I'm looking for a way to remove the first n lines from csv files.

Basically I've been given a dump of several hundred csv files with the task of creating a queryable MySQL database. The files have a legend in non-csv format taking up the first ~10 lines and throw an error when attempting to import to MySQL. The legend is variable in length as not all files have the same number of parameters.

I'm looking for a way to remove the legend and the only pattern I can find is that the first csv element is always the second instance of the word year.

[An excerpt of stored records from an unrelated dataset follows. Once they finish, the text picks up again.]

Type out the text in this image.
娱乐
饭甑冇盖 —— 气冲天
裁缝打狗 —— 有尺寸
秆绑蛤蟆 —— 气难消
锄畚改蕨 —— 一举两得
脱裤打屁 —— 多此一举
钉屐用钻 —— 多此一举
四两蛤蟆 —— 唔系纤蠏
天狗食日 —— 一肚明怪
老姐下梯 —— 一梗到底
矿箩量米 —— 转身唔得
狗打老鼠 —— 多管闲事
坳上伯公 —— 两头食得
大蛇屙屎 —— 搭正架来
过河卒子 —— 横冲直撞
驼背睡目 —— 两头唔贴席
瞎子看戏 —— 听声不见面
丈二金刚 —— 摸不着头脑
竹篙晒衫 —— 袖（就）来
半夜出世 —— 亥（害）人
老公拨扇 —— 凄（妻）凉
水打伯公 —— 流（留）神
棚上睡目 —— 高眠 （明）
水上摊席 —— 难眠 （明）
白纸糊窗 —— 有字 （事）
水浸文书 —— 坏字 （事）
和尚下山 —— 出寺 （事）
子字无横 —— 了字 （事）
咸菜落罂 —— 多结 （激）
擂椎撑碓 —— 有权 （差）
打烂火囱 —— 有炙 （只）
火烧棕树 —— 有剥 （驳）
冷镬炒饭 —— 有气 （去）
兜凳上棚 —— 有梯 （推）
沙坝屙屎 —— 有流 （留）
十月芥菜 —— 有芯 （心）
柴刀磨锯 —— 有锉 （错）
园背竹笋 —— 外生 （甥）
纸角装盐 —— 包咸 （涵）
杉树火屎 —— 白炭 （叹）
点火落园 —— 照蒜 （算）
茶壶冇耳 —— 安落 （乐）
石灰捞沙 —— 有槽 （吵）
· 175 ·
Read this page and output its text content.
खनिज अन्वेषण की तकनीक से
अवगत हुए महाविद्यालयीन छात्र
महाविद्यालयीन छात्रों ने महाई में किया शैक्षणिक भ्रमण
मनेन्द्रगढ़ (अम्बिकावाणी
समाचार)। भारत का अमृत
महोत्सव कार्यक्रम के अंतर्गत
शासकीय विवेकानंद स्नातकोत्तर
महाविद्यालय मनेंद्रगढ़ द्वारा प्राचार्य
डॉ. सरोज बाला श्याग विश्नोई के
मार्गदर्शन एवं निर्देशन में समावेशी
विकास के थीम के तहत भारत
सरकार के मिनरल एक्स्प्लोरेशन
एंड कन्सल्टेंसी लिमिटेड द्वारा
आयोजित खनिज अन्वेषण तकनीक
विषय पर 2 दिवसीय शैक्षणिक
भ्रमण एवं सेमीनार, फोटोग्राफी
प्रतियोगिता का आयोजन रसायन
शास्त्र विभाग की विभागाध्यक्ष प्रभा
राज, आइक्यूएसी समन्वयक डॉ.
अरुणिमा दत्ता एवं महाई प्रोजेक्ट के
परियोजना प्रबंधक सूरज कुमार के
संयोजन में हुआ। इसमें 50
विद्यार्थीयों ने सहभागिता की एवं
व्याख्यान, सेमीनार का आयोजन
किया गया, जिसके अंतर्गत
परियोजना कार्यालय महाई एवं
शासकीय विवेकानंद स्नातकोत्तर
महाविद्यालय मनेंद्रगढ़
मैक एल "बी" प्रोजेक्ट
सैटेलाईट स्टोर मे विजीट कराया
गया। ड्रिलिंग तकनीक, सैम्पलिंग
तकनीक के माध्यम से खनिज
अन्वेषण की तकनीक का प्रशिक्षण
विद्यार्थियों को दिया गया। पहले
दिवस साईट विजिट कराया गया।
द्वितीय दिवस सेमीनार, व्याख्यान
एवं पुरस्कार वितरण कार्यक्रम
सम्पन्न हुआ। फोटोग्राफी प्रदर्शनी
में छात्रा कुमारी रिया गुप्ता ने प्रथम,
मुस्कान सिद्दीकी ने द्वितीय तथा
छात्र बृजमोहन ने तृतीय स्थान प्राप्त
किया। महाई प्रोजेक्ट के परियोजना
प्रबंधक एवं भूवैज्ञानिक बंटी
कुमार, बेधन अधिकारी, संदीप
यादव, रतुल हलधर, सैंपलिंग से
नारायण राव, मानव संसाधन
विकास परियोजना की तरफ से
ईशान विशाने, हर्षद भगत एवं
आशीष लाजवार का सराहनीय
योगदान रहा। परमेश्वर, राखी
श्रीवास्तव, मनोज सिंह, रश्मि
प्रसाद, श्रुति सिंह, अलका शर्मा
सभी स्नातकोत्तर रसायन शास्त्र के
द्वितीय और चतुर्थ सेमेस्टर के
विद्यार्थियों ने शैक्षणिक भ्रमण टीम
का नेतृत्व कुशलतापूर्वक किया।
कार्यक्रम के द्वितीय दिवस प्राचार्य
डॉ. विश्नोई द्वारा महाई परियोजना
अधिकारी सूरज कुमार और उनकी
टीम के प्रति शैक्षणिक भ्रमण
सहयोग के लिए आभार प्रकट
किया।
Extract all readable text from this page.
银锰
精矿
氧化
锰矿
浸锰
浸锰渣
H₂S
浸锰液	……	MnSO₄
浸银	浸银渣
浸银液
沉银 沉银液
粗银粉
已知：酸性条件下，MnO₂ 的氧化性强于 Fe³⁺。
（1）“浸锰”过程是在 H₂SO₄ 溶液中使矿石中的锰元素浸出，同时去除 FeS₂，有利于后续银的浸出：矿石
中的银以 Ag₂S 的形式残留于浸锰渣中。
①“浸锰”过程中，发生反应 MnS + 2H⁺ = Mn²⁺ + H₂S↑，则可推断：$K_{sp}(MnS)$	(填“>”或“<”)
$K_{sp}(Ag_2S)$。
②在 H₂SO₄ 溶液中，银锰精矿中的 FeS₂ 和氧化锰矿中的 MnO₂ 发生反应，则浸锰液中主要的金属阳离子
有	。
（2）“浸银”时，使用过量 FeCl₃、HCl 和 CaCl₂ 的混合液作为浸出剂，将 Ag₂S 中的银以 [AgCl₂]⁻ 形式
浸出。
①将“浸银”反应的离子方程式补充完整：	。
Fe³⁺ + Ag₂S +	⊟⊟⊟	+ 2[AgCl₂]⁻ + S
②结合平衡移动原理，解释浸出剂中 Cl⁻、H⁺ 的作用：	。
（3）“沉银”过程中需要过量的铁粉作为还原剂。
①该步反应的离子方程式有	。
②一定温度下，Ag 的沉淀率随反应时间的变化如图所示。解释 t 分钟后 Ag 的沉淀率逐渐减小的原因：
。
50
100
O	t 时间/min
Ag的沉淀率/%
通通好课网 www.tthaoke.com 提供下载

The files basically look something like this, I want the start of each file to be the second instance of lower-case year.

Legend:
non-csv text...
year: Year
... etc

(csv format) year, month, day, etc...

I've looked at sed commands to loop through each file but can't find one that achieves exactly what I want. i.e:

find . -name "*.csv" | 
while read filename; 
do 
  sed -n '/year/,$p' $filename > newFile.csv;
done;

This removes all text before the first instance of year but I'm unfamiliar with sed and can't figure out how to make it skip to the second instance. I tried the above in a recursive function but it didn't work.

Any suggestions?

Upvotes: 2

Views: 67

Answers (2)

potong
potong

Reputation: 58558

This might work for you(GNU sed):

sed ':a;N;s/year/&/2;Ta;s/.*\n//' file

This gathers up lines until the second appearance of year and then deletes all lines up to but not including the current line.

Upvotes: 1

karakfa
karakfa

Reputation: 67557

awk to the rescue!

$ awk '/year/{c++} c>1' file

(csv format) year, month, day, etc...

Upvotes: 3

Related Questions